SYDNEY (Reuters) -Australian Prime Minister Anthony Albanese paid tribute to Britain’s Queen Elizabeth after a wreath-laying ceremony at Parliament House in Canberra on Saturday, saying Australians were mourning an “enormous loss”.
Albanese, Governor General David Hurley and other dignitaries laid floral wreaths at the foot of a bronze statue of Queen Elizabeth at the parliament’s Queen’s Terrace.
The queen, who died on Thursday aged 96, unveiled the bronze statue of herself in 1988 during a visit to open the nation’s new parliament house.
Speaking after the ceremony, which was conducted in silence, Albanese said King Charles’ reflections on his late mother were “extraordinarily fitting”.
“So many Australians have made moving tributes and are mourning this enormous loss,” he added.
The British monarch is the head of state in Australia, among 14 realms outside the United Kingdom, although the role is largely ceremonial.
There has been an outpouring of tributes in Australia since the death of the Queen, who was Britain’s longest-reigning monarch and the nation’s figurehead for seven decades.

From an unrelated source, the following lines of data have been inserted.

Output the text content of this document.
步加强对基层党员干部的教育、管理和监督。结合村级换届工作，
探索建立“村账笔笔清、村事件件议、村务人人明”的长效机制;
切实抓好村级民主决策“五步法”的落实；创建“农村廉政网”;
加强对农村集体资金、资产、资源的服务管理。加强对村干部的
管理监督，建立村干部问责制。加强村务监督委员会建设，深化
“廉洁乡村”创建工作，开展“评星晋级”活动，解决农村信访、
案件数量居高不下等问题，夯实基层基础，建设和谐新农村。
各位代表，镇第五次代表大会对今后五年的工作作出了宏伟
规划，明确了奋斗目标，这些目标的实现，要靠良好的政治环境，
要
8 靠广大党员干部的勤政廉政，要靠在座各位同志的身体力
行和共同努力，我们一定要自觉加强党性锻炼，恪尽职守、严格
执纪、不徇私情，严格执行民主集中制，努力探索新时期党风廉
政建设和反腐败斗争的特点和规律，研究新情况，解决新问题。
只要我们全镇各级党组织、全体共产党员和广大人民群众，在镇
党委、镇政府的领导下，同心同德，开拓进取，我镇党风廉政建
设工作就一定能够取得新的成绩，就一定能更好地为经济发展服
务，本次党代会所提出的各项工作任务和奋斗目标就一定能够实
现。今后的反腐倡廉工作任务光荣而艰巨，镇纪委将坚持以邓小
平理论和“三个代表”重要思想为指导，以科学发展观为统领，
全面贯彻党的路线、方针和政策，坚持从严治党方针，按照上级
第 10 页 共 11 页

As a mark of respect, the Australian flag is flying at half-mast and on Friday a 96-gun salute — one round for each year of the Queen’s life – took place on the Parliament House forecourt.
A giant portrait of the Queen was displayed on the sails of the Sydney Opera House.
Albanese, who has previously spoken in support of moving toward a republic, said he talked on Friday night with British Prime Minister Liz Truss about the depth of sadness in both countries.
Queen Elizabeth visited Australia 16 times during her reign, with the first visit in 1954 and the last in 2011.